Library Research and Training in Other Disciplines

Education in library and information science inculcates a service orientation that enables librarians to help specialists in other fields solve problems in their research.  But when it comes to research in the library field, we can benefit from models learned in these other disciplines.  Their analytical perspectives can help frame questions in our field and may even help us forge new interdisciplinary pathways.

I came to the library profession after earning a Ph.D. in anthropology.  I was drawn into the field in part because of my interest in systems of classifying knowledge.  The anthropological approach to knowledge organization is to explain abstract cultural concepts from an interior viewpoint, in terms of its own inner logic, and linking it to other concepts.  The anthropologist studies knowledge domains as aspects of culture by eliciting answers to questions.  Anthropological studies often elicit concepts, meanings, and connections between cultural domains that are hidden beneath the cultural surface.

The anthropological approach to conceptual domains is very different from that of library and information science, which focuses on bibliographic records.  These different approaches to knowledge are complementary and hold intriguing possibilities for designing research and aiding theory formation, particularly with the rapid development of folksonomies through innovations such as Web 2.0 and social networking sites such as Facebook.  The emerging information environment requires new ways of thinking about the creation, transmission, and categorization of information.

Anthropological approaches to cognition and classification have benefited from research in linguistics, psychology, sociology, education, and artificial intelligence, but pertinent contributions in information organization from the library world, such as authority control and faceted versus enumerative classification, have gone unnoticed.  This is most likely because these concepts are based not in empirical science but in the application of scientific principles to designing practical systems and solutions.
Library and information science is at heart a practical and applied field.  Research and theorization are secondary to the practical issues of providing service.  Service comes naturally to the librarian, and research requires an imaginative stretch.  Social sciences such as anthropology, by contrast, are essentially research disciplines.  Only by extension are they applied fields.\

Professional training in the social sciences stresses awareness of concepts of data, units of analysis, and hypothesis testing.  Such concepts are not native to library science and are not ingrained in the thinking of students, trainees, or practitioners of librarianship.  They can, however, readily be applied to problems in libraries and information centers.  Since becoming a librarian, I have used my background in anthropology as a way of thinking about data and questions in the library and information world rather than to conduct anthropological studies of the library.

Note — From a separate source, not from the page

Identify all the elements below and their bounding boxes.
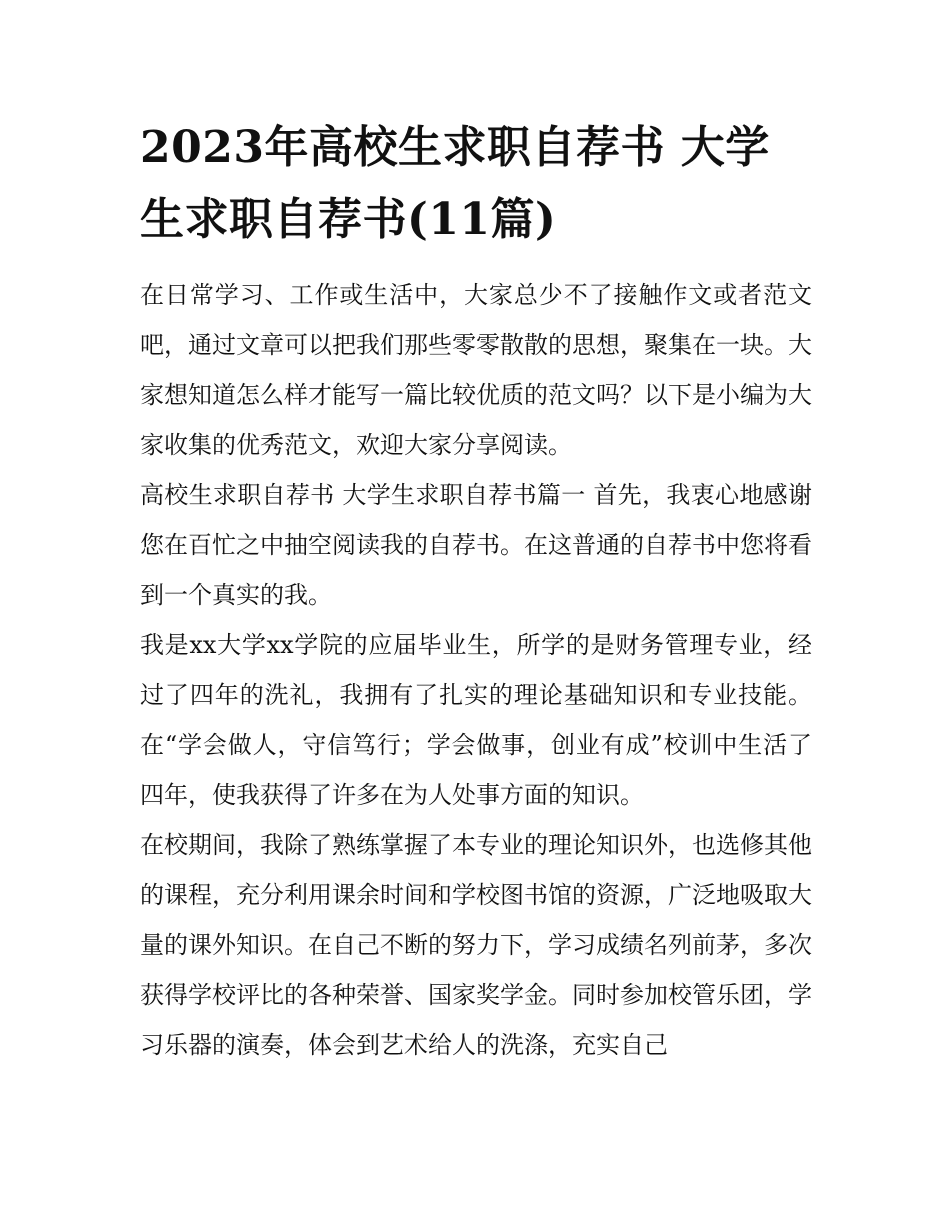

Libraries as institutions provide a site for the application of social science principles of measurement, data analysis, and hypothesis testing.  A highly qualitative field like social anthropology provides theoretical and methodological frameworks for studying the attitudes, preferences, thought-processes, behaviors, and other characteristics of users through ethnographic techniques of observation, interaction, and unstructured interviewing.  Ethnographic research can bring to light subtle distinctions enabling us to separate categories of users and better understand them so as to serve their interests and needs.

Graduate training in an academic discipline such as anthropology enables one to perceive problems not apparent to those without such a background and to find ways to solve or at least better understand these problems.  The field of librarianship holds great possibilities for innovation for those who want to apply the theoretical and methodological approaches of other disciplines to questions arising in the library or information environment.